フィルム全盛期から取り組んでいた新事業の「芽」

富士フイルムでは写真フィルム需要が落ち込んだ際に、様々な新規事業が立ち上がった。中でも最も注目されたのが「トータルヘルスケアカンパニー構想」。その第一歩となったのが化粧品事業だった。

M&A Online

(画像=大企業による社内起業の深層を語るトークセッションに、会場は熱気に包まれた、「M&A Online」より引用)

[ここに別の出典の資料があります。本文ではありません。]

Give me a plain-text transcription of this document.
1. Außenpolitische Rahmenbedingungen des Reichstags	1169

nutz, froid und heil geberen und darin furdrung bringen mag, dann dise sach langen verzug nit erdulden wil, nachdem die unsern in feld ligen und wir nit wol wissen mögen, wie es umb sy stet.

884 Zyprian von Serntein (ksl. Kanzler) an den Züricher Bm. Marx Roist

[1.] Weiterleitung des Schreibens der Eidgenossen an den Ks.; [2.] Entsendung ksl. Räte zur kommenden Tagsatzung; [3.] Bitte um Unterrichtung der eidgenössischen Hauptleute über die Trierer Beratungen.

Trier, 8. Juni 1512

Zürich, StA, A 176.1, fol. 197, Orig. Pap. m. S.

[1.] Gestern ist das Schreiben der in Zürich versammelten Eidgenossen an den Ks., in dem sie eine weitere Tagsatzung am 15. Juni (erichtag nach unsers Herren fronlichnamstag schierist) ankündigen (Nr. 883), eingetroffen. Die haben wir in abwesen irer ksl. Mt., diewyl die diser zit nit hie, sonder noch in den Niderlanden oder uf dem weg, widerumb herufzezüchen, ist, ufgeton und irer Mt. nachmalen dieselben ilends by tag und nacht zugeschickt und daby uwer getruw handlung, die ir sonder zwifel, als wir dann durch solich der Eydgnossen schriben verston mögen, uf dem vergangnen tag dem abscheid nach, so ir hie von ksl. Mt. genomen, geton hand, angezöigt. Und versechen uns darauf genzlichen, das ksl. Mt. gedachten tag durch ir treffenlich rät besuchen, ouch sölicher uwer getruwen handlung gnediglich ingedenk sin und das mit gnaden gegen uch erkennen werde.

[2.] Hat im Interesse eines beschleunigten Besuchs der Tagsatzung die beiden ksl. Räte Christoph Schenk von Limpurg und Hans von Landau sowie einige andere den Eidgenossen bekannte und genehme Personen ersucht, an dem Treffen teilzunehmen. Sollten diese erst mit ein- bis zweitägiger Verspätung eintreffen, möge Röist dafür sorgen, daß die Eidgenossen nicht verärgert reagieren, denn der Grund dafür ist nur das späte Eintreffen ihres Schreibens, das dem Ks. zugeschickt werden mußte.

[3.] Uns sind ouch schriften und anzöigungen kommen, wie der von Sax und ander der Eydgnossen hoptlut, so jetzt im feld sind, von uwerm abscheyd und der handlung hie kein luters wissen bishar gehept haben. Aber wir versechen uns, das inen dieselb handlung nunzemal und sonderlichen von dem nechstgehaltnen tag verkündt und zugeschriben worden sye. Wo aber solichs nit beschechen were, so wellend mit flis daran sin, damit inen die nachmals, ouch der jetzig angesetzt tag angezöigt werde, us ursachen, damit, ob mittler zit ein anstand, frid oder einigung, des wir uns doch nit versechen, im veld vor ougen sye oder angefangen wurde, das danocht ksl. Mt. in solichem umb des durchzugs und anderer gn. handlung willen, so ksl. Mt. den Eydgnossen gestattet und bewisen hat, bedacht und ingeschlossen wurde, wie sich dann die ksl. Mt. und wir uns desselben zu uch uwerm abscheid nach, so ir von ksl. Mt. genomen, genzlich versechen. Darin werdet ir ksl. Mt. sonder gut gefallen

全くの新規事業に乗り出したと言われる化粧品事業だが、フィルムの素材でもあるゼラチンを利用したもので、「非連続の連続だった」(中村代表理事)そうだ。実は「フィルム全盛期からやっていたものを加速した事業が多い」(同)という。追い詰められてから新規事業に乗り出すのではなく、余裕のあるうちに新しいことにつながる事業の芽を摘まずに残していくことが重要なのだ。

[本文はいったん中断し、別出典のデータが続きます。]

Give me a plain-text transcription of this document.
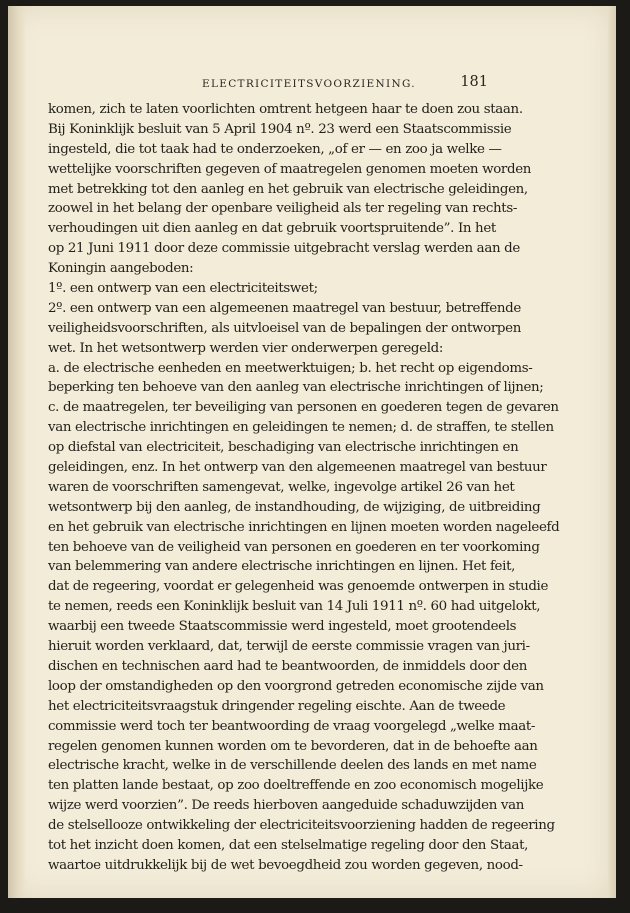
ELECTRICITEITSVOORZIENING.	181
komen, zich te laten voorlichten omtrent hetgeen haar te doen zou staan.
Bij Koninklijk besluit van 5 April 1904 nº. 23 werd een Staatscommissie
ingesteld, die tot taak had te onderzoeken, „of er — en zoo ja welke —
wettelijke voorschriften gegeven of maatregelen genomen moeten worden
met betrekking tot den aanleg en het gebruik van electrische geleidingen,
zoowel in het belang der openbare veiligheid als ter regeling van rechts-
verhoudingen uit dien aanleg en dat gebruik voortspruitende”. In het
op 21 Juni 1911 door deze commissie uitgebracht verslag werden aan de
Koningin aangeboden:
1º. een ontwerp van een electriciteitswet;
2º. een ontwerp van een algemeenen maatregel van bestuur, betreffende
veiligheidsvoorschriften, als uitvloeisel van de bepalingen der ontworpen
wet. In het wetsontwerp werden vier onderwerpen geregeld:
a. de electrische eenheden en meetwerktuigen; b. het recht op eigendoms-
beperking ten behoeve van den aanleg van electrische inrichtingen of lijnen;
c. de maatregelen, ter beveiliging van personen en goederen tegen de gevaren
van electrische inrichtingen en geleidingen te nemen; d. de straffen, te stellen
op diefstal van electriciteit, beschadiging van electrische inrichtingen en
geleidingen, enz. In het ontwerp van den algemeenen maatregel van bestuur
waren de voorschriften samengevat, welke, ingevolge artikel 26 van het
wetsontwerp bij den aanleg, de instandhouding, de wijziging, de uitbreiding
en het gebruik van electrische inrichtingen en lijnen moeten worden nageleefd
ten behoeve van de veiligheid van personen en goederen en ter voorkoming
van belemmering van andere electrische inrichtingen en lijnen. Het feit,
dat de regeering, voordat er gelegenheid was genoemde ontwerpen in studie
te nemen, reeds een Koninklijk besluit van 14 Juli 1911 nº. 60 had uitgelokt,
waarbij een tweede Staatscommissie werd ingesteld, moet grootendeels
hieruit worden verklaard, dat, terwijl de eerste commissie vragen van juri-
dischen en technischen aard had te beantwoorden, de inmiddels door den
loop der omstandigheden op den voorgrond getreden economische zijde van
het electriciteitsvraagstuk dringender regeling eischte. Aan de tweede
commissie werd toch ter beantwoording de vraag voorgelegd „welke maat-
regelen genomen kunnen worden om te bevorderen, dat in de behoefte aan
electrische kracht, welke in de verschillende deelen des lands en met name
ten platten lande bestaat, op zoo doeltreffende en zoo economisch mogelijke
wijze werd voorzien”. De reeds hierboven aangeduide schaduwzijden van
de stelsellooze ontwikkeling der electriciteitsvoorziening hadden de regeering
tot het inzicht doen komen, dat een stelselmatige regeling door den Staat,
waartoe uitdrukkelijk bij de wet bevoegdheid zou worden gegeven, nood-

それでも巨大組織で新たな事業を立ち上げるのは容易ではない。モデレーターの鈴木会長は「四半期決算が導入された後に、日本でイノベーションを起こせる会社はほとんどなくなった。しかし、富士フイルムだけはガラッと事業ポートフォーリオを変えた」と指摘した。

鈴木会長は「富士フイルムのようなDisruptive Innovation(破壊的イノベーション)を起こすためには、組織ではアウトとされる逸脱行動が必要だ。これは偶然に起こったものではなく、富士フイルムの組織内で再現性がある出来事だったのではないか?」と質問。

これに対して中村代表理事は「(逸脱行為を恐れぬ)心理的にタフなイノベーターが必要なのは間違いない。フィルムが好調な時代には会社に余裕があり、イノベーターが変わったことをやっていても周囲からは全く気にされなかった」と答えた。そうしたイノベーターが化粧品ビジネスを育てたのだ。

とはいえ、全員が素人の集団で新事業を立ち上げるのは容易ではない。化粧品メーカーの関係者から情報を集め、コンサルタントからも意見を求めた。だが、中村代表理事は「社内の人間が事業について勉強する方が効率的だった」と振り返る。「最も重要なことは、お客さまが教えてくれた」(同)という。